Download Chereads APP
Chereads App StoreGoogle Play
Chereads

Dinikahi Untuk Merawat Ibu Mertua

🇮🇩Jagad_Story
--
chs / week
--
NOT RATINGS
10.5k
Views
Synopsis
Memiliki seorang suami tampan dan kaya bukanlah menjadi jaminan bahwa kehidupan istri akan sepenuhnya bahagia, bahkan jika lelaki tersebut merupakan seorang anak yang sangat patuh dan mencintai ibunya. Sebut saja Bramantyo, pria berparas tampan dan bertubuh atletis yah juga seorang pria kaya. Bram menikahi perempuan untuk merawat ibunya, tapi siapa yang tahu bahwa perempuan yang ia maksud sebagai ibunya itu telah meninggal. Bram yang mengalami tekanan kejiwaan yang begitu mencintai ibunya tidak bisa menerima takdir tersebut, ia terus mencari pasangan hidup demi sudi merawat sang ibu meskipun hanya berwujud sebuah makam sebab di mata Bram makam tersebut benar-benar menyerupai ibunya. Dalam cerita ini dikisahkan, Bram memiliki tiga orang istri yang ia nikahi dengan kurun waktu berbeda sebab kesialan dan keanehan selalu menimpa perempuan yang ia nikahi hingga dua diantaranya meninggal secara tidak wajar.
VIEW MORE

Chapter 1 - Lamaran yang mengejutkam

Bab: 1

"Apa, Mas? Menikah?!" tanya Miranti kaget, ia tak menyangka pria yang baru empat bulan ia kenal dari media sosial itu menyatakan ingin menikahinya.

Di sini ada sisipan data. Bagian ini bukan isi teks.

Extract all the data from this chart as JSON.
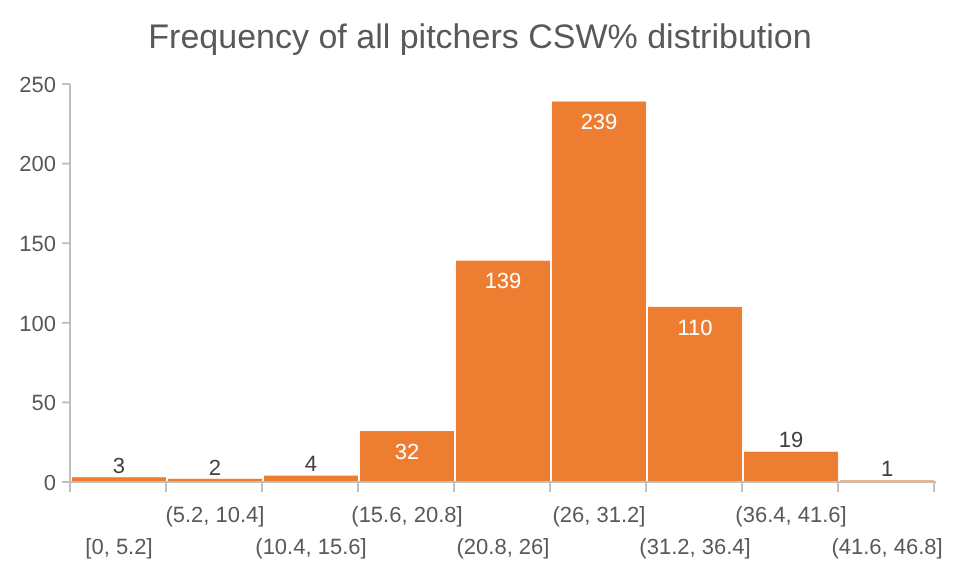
{
  "chart_data": {
    "type": "bar",
    "title": "Frequency of all pitchers CSW% distribution",
    "categories": [
      "[0, 5.2]",
      "(5.2, 10.4]",
      "(10.4, 15.6]",
      "(15.6, 20.8]",
      "(20.8, 26]",
      "(26, 31.2]",
      "(31.2, 36.4]",
      "(36.4, 41.6]",
      "(41.6, 46.8]"
    ],
    "values": [
      3,
      2,
      4,
      32,
      139,
      239,
      110,
      19,
      1
    ],
    "color": "#ed7d31",
    "ylim": [
      0,
      250
    ],
    "yticks": [
      0,
      50,
      100,
      150,
      200,
      250
    ],
    "grid": false,
    "data_labels": true
  }
}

"Iya, kenapa? Kamu enggak mau?" jawab Bram dengan tatapan kecewa.

"Bukan begitu, Mas. Kita baru saja pacaran dan beberapa kali ketemu. Mana mungkin aku percaya, sedangkan kamu adalah pria tampan yang cukup berada, aku hanya takut dipermainkan," Ranti mencoba menjelaskan apa yang ia pikirkan, ia menarik nafas panjang dan menatap dalam-dalam wajah Bram.

Sesaat suasana hening, tak ada kata terucap diantara mereka berdua. Bram mundur beberapa langkah dan meraih sebuah kotak kecil dari saku bajunya. Pria itu membuka kotak kecil tersebut hingga tampak sebuah cincin berlian yang berkilau.

"Maukah kamu menikah denganku?" Ucap Bram menarik dengan lembut jemari Miranti sambil menyodorkan cincin itu padanya hingga apa yang dilakukan Bram menarik perhatian beberapa orang yang berada di restoran tempat mereka makan malam.

"Mas! Kamu apa-apaan,sih? Aku malu tau ...." Miranti tertawa, sontak ia menarik Bram agar kembali ke tempat duduknya.

"Astaga ... kamu serius?" Tanya Ranti, jemarinya menggenggam jemari Bram. Perempuan itu sekali lagi menarik nafas panjang, memandang ke sekelilingnya dan berusaha mengatur kata-kata yang akan keluar dari bibirnya.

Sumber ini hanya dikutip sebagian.